For several crowded heartbeats, I remained one with the spirit of T’Gonnen, high king of dragons, as he exulted over the victory of his clan, the faithfulness of his mate … the return of the dragons to Ylanda. The heat of my breath, the length of my fangs, the flowing beauty of my mane—I felt it all, breathed it all, as though my flesh and bones were dragon-shaped. I bellowed, and it was a deep and resonant sound, imbued with the strength of the dragon who had sacrificed himself for this very moment.

The voice of T’Gonnen.

In a rush, the power faded, and I felt suddenly small and spent. I fell to my knees, arms dropping to my sides. And I closed my eyes.

From across the field came Nuaga’s answering cry. Then the entire clan joined in, keening and bellowing in a glorious tumult. I opened my eyes and gazed at their magnificence … their utter beauty.

We will bring news of the victory to Ylanda City, dragon-sister!

I smiled, Nuaga’s voice sweet and familiar inside my head. As one, the dragons turned toward our capital to the north, moving with such grace and majesty that my throat ached.

An unearthly silence fell. Below me, stretched across the plain, lay the broken remains of what had been a mighty army from the north. Nothing moved; no hint of life rose from the battlefield.

I breathed in, long and deep, and let out a shuddering sigh.

“Rain.”

Battle-ready, I leaped to my feet and turned around, landing in the second stance. Jasper stood at the other end of the rooftop, blood trailing down his face from a gash across his brow. He extended his hands, palms up.

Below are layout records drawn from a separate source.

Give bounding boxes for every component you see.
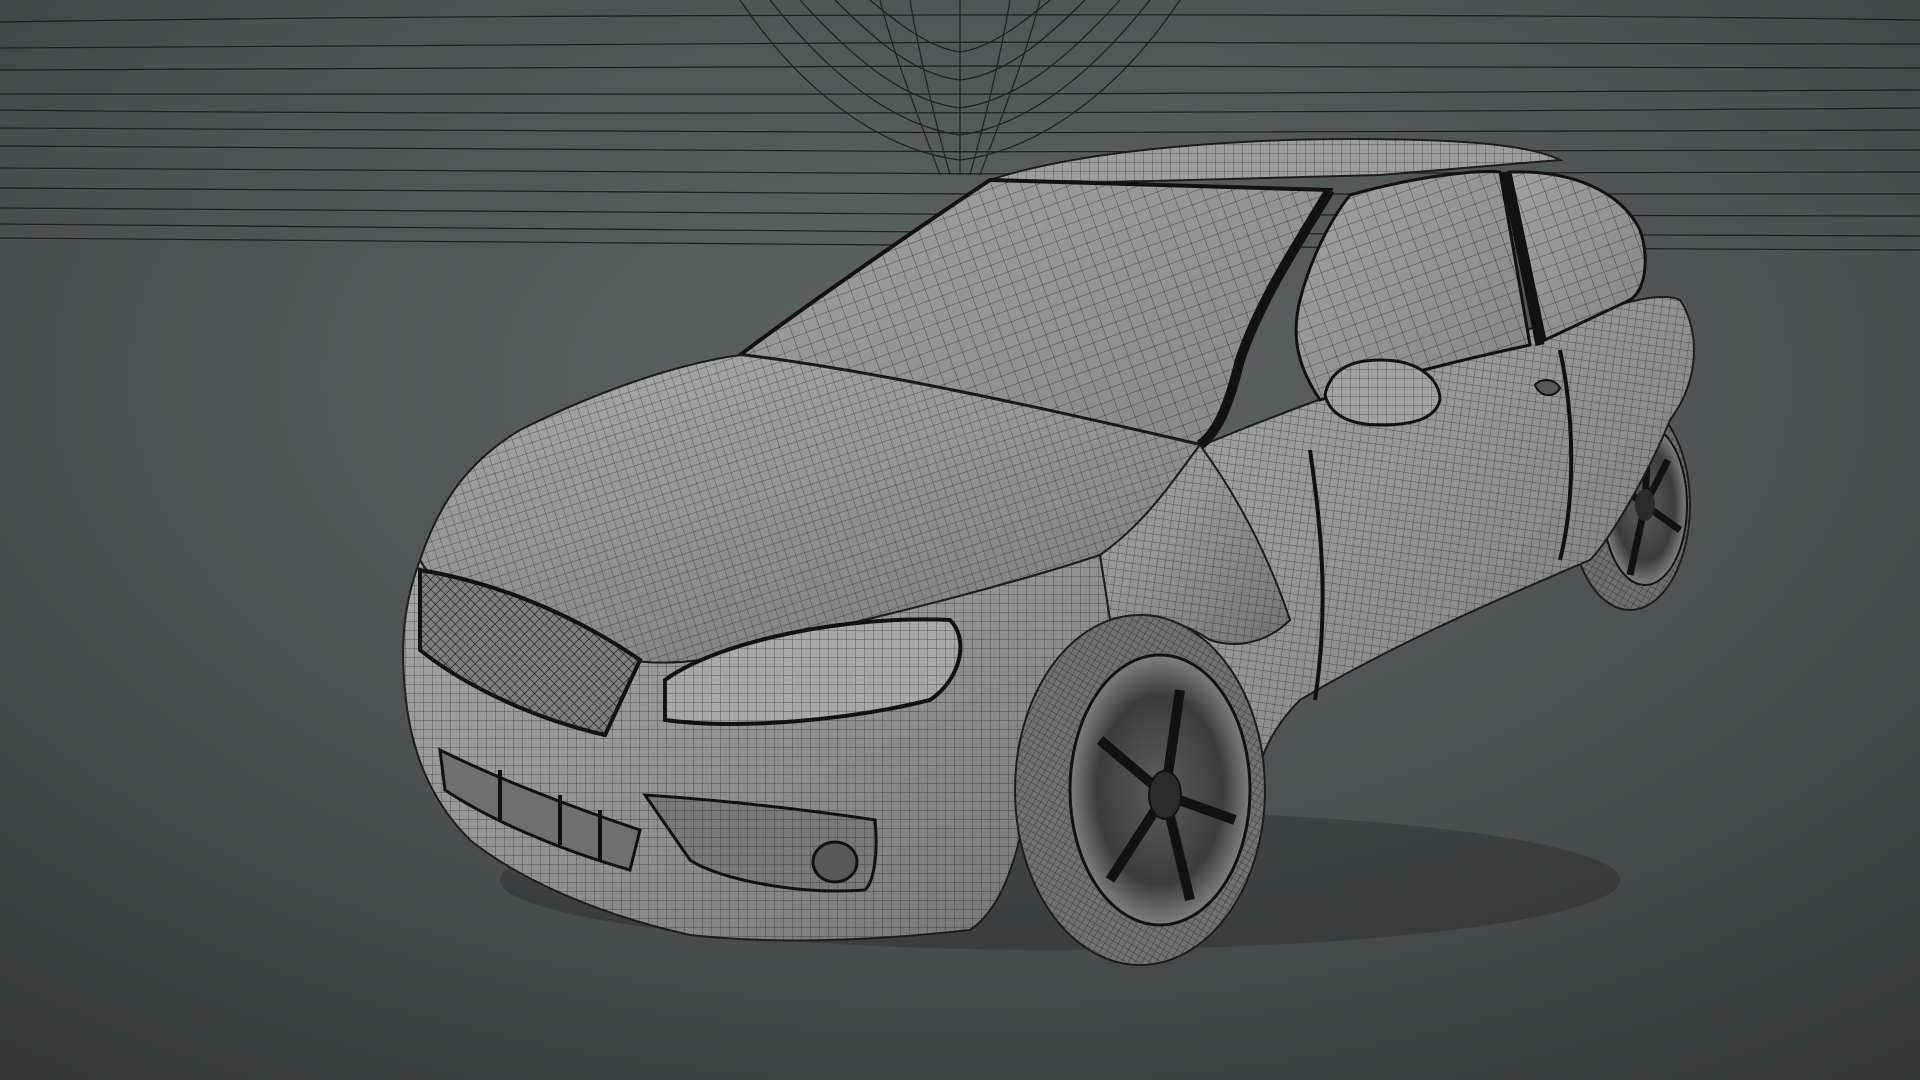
wheel-hub [1148, 770, 1182, 820]
3d-viewport[interactable] [0, 0, 1920, 1080]
viewport-canvas[interactable] [0, 0, 1920, 1080]
front-wheel[interactable] [1014, 614, 1266, 966]
fog-lamp[interactable] [811, 840, 859, 884]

“Jasper.” I stared at him, not moving.

“Who … what … was that?”

“Tan Vey.”

He approached me cautiously, as though I might suddenly leap from the hold. When he reached the edge, he gazed blank-faced at the devastation below.

“Dragons…?”

I nodded. “I woke them.”

He stared at the carnage, his face contorting with emotion I couldn’t name. Slowly, he turned to me. “I’m sorry. I—” He pressed his lips together.

“You were angry.”

“I let anger cloud my judgment,” he said. “Everything you accomplished—it had nothing to do with being a man or not. I’m … sorry.”

A weight, hard and unyielding, lifted from my heart. “I forgive you.”

“The bindings you offered,” he continued. “They made a difference. It’s hard to explain, but my bones started to heal more quickly than they should have. The pain is nothing more than a dull ache now.”

“Dragon magic,” I whispered.

“I believe you.” He smiled. “Thank you.”

It was the moment I’d dreamed of for weeks—Jasper’s complete acceptance of me as a girl-warrior. But my heart was black with the loss of the man who had loved me best, and the knowledge that I had chosen Ylanda’s survival over his.

“Jasper!”

I turned to see River, and then Briar, leap onto the rooftop.

“How did you find me?” I asked Jasper, overwhelmed to see the living, breathing faces of my friends.

“We set off shortly after Sedge,” Jasper said. “We were right behind him when he went to your aid, and right behind the nomads that meant to stop you.”

“But how—”

Words froze in my throat as Forest stepped onto the roof.